Definition

A single-candle reversal pattern with a small body near the top of the candle and a long lower wick — at least twice the body length. It signals that sellers pushed price significantly lower during the session but buyers regained control and closed near the open.

Example

"A hammer right at the 50-day moving average support got me interested — when the next candle confirmed with a strong close, I entered long."

Detailed Explanation

The hammer is one of the most widely watched candlestick patterns because it visually encodes a battle between buyers and sellers — and shows that buyers won. The long lower wick represents the range sellers managed to push price down. The small body near the top shows that despite all that selling pressure, buyers recovered almost all the ground by the close.

A hammer is only meaningful in context. It must form at the bottom of a downtrend or at a defined support level — a technical area where you'd expect buyers to show up. A hammer in the middle of a range or at a random price means nothing. The more confluence you have — hammer at support, at a moving average, at a round number, after a volume spike — the stronger the signal.

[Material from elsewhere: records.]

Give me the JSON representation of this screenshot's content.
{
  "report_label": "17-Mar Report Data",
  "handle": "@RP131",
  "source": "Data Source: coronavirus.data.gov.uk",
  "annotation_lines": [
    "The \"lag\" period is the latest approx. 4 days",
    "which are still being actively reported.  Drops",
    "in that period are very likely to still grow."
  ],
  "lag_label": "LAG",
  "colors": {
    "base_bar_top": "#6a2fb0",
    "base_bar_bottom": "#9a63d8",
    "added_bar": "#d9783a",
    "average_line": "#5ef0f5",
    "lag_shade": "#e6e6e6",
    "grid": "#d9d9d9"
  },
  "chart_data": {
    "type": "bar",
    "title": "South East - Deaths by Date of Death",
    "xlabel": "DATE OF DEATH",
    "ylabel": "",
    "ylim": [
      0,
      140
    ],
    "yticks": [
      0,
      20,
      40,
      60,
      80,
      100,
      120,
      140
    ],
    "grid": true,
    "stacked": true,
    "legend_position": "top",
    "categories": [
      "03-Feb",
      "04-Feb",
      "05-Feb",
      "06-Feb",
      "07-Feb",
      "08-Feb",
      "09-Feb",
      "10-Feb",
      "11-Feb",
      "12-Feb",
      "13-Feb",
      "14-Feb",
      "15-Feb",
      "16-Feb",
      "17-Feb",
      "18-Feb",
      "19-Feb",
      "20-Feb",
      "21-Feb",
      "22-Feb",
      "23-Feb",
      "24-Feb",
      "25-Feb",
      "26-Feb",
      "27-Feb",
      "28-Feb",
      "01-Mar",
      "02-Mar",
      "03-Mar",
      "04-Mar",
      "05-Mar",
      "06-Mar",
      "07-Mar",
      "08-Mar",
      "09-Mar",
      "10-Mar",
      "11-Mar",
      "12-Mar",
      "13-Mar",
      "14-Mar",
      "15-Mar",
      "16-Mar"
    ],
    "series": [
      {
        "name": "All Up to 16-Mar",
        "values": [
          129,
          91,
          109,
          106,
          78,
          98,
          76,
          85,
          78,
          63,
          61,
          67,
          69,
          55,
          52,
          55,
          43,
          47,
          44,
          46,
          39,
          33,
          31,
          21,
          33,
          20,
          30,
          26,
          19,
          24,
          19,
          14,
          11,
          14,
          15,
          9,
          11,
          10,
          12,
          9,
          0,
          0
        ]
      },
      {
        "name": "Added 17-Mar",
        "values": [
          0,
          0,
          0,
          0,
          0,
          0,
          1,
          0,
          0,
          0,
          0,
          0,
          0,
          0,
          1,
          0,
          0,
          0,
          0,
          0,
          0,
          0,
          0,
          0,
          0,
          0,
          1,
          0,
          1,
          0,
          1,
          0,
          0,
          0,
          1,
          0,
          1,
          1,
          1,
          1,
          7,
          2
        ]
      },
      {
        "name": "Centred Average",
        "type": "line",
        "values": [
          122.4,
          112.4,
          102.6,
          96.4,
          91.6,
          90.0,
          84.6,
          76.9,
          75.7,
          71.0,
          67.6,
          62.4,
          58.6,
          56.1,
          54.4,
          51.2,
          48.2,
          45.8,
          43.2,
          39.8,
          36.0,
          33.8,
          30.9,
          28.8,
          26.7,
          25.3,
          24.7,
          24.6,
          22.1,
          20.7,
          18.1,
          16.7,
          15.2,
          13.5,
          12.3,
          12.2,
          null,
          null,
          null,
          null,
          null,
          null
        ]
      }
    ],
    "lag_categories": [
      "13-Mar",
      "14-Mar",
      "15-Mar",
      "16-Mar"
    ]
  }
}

Color matters less than location and wick length. A red (bearish body) hammer is called a hanging man when it appears at the top of a trend and carries different implications. At the bottom of a move, even a red hammer is considered bullish because the recovery is more important than whether the close finished above or below the open.

Confirmation is critical. Wait for the next candle to close bullish and above the hammer's high before entering. Aggressive traders enter at the close of the hammer candle itself; conservative traders wait for confirmation, accepting a slightly worse entry in exchange for higher probability. Stop-loss placement belongs below the hammer's low — that's the level sellers would need to reclaim for the pattern to be invalidated.